A new subway line opened to much fanfare, but the monkeys — not the ones with lasers — had to stay at home on Baima Snow Mountain. Police were allowed to carry guns, making many wonder when the first shooting would occur. Less than a month, it turned out. Drought reared its ugly head once again, albeit much later and much less stridently than in years past. Yunnan's airspace was quite cluttered, someone proposed trains to just about everywhere but the moon and officials in Qujing took the fall for a horrible mine accident. Looking for some alone time, we visited an incredibly cool mountaintop ghost town in northwest Yunnan before coming home to check out some great new tunes. Things between China and Vietnam got very tense. A controversial drop-off point for 'unwanted babies' opened, making it the first facility of its kind in Yunnan. A local artist got busy with some trash while the city welcomed two important scientific conferences. The United Nations visited our fair province promoting education but everyone was too excited about Kunming's annual orgy of economic activity to take much notice. News broke of a dam with what might kindly be called serious structural inefficiencies so we headed far far away to Lugu Lake and then spoke with a woman who couldn't be more serious about the environment.

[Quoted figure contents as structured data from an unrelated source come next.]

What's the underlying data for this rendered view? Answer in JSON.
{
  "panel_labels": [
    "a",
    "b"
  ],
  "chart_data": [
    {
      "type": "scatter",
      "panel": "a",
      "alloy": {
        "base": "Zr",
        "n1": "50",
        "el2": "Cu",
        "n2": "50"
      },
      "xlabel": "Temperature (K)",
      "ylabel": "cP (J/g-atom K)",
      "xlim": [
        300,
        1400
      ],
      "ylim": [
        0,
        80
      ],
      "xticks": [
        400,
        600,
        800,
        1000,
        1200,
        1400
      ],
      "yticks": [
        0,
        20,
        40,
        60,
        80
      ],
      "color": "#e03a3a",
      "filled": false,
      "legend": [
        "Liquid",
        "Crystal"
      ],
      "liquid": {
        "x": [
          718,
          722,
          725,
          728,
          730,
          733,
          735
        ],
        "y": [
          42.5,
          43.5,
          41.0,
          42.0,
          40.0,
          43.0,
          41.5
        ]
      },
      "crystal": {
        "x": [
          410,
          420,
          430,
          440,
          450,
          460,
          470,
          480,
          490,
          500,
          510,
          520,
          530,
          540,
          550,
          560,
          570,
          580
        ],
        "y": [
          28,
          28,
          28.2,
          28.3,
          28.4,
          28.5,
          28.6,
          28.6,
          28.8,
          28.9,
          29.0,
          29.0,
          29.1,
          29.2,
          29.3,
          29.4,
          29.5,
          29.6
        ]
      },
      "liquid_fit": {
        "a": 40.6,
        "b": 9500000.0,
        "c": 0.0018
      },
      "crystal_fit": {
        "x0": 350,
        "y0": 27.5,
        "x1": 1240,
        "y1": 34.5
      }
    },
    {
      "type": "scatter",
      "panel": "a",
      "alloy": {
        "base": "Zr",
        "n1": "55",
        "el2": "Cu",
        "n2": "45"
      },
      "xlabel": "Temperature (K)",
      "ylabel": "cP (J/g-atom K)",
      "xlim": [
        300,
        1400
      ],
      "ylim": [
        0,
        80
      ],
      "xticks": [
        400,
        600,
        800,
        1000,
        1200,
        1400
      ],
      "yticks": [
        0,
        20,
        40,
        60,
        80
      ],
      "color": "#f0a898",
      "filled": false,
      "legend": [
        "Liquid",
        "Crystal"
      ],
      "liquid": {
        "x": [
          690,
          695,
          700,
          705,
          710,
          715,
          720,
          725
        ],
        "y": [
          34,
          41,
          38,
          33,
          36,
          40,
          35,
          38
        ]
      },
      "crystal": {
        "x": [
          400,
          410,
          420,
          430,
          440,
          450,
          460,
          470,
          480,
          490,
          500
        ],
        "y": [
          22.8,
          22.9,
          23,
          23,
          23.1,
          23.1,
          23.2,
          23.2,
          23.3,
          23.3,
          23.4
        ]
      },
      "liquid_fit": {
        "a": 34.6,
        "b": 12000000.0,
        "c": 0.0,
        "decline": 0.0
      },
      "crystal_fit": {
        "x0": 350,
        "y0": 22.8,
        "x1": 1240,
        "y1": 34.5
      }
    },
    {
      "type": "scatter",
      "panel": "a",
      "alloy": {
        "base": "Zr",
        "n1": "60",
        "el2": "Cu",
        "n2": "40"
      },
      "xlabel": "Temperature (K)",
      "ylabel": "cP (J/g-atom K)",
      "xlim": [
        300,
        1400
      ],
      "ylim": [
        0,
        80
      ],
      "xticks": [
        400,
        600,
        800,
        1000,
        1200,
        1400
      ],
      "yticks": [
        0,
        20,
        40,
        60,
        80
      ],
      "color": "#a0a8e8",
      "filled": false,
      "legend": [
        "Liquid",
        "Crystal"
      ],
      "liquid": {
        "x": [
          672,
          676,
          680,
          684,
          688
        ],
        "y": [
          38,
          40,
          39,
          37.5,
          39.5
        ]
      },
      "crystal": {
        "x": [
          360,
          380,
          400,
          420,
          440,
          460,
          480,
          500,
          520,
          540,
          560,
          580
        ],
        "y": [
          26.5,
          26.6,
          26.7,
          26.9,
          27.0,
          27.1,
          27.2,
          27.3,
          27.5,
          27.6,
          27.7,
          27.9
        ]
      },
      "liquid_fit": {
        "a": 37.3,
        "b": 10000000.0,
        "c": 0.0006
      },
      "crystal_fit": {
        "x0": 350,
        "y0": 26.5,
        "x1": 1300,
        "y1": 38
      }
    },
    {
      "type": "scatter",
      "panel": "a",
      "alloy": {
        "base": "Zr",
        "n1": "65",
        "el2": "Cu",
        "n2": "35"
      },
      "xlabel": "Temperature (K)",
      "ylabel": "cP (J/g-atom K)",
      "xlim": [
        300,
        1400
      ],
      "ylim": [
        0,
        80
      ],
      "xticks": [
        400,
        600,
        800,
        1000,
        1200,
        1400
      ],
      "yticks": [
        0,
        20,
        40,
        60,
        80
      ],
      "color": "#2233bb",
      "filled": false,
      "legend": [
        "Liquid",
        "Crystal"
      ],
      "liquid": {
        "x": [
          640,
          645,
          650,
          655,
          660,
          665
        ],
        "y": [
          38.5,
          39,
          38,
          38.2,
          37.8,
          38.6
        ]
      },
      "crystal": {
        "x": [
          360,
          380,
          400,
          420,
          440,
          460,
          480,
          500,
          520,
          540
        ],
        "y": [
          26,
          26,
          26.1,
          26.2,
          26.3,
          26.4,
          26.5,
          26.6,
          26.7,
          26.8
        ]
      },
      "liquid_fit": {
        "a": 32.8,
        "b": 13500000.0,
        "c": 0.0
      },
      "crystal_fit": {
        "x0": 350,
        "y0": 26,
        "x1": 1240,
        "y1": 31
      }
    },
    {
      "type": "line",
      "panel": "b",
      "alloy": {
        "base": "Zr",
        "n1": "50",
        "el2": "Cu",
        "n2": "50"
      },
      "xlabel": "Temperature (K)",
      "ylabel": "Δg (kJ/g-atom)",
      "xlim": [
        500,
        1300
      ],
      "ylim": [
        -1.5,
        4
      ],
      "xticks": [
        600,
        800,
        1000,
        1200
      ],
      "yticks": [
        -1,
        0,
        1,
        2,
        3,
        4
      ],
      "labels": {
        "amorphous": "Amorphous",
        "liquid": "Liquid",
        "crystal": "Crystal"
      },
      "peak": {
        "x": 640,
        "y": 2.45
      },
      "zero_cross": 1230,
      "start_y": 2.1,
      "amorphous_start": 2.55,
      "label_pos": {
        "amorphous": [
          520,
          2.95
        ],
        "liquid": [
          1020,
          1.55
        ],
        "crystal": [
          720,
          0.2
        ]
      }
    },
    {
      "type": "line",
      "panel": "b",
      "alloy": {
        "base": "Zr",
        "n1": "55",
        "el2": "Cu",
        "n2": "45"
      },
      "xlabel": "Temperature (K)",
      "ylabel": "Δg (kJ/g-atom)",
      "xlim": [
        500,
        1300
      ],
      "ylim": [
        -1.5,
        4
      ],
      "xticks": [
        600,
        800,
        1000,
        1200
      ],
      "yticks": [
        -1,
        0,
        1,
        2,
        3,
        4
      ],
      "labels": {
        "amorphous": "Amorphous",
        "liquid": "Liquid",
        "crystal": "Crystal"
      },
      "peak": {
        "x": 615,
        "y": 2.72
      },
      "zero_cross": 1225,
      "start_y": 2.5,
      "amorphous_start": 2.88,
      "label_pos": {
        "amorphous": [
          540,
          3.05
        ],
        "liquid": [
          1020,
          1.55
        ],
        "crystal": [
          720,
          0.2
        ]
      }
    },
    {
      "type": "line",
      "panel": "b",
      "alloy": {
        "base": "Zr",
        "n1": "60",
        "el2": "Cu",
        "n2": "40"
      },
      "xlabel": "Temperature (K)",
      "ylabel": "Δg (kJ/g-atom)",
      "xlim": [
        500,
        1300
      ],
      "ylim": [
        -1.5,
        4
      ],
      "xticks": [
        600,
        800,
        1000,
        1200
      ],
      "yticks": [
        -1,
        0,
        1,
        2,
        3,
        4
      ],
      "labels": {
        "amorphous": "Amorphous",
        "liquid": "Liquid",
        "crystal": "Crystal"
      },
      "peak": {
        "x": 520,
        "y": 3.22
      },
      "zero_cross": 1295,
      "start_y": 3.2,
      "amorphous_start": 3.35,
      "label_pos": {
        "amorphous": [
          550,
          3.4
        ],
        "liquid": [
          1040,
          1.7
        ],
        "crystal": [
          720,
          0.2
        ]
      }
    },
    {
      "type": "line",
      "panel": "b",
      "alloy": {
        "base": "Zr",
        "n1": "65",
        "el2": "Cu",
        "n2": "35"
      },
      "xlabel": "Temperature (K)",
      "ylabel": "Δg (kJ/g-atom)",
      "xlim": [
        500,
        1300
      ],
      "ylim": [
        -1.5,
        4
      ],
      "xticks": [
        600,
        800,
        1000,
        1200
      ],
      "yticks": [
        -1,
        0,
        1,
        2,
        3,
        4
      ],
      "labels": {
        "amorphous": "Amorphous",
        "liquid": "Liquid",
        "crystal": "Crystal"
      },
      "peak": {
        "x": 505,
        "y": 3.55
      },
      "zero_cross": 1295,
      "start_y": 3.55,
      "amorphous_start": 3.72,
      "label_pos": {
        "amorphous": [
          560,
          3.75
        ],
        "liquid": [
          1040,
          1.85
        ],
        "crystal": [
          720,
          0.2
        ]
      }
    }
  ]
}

China went mad for boats and drums and dragons and then things got very serious. We wondered what it would be like to have a job selling fruit everyday. Turns out it's pretty hectic. Double-decker bus tours through Kunming became a reality just as police accidentally shot up a bus on Wenlin Jie. Reminding us of another reason why we live where we do, scientists identified a treasure trove of new species in the neighborhood. The city's somewhat dilapidated railroad museum got a much needed facelift, American university students were sent down to the countryside, seemingly everyone and their moms made money and local high-schoolers were given access to tuition grants for the first time. Drug dealers from south of the border were sent to Yunnan but the GoKunming community was too busy helping out a woman in need to notice. Boondoggle isn't a very commonly used word, but it fit the situation in Hekou just fine when the city managed to squander 600 million yuan. It appeared as if Zheng He, China's most famous admiral, would never sail again. Speaking of the past, we delved into some touchy World War II history with some serious translation help. Thanks, Brian. Cab drivers may be much-maligned, but, as we found out, they've got feelings too. China's point man for oil imports from the Middle East passed away. Rest in peace, Crazy Yang. The half-way mark of the year passed with dozens of Yunnan officials accused of corruption, setting the tone for the next six months of 2014 in an ominous way.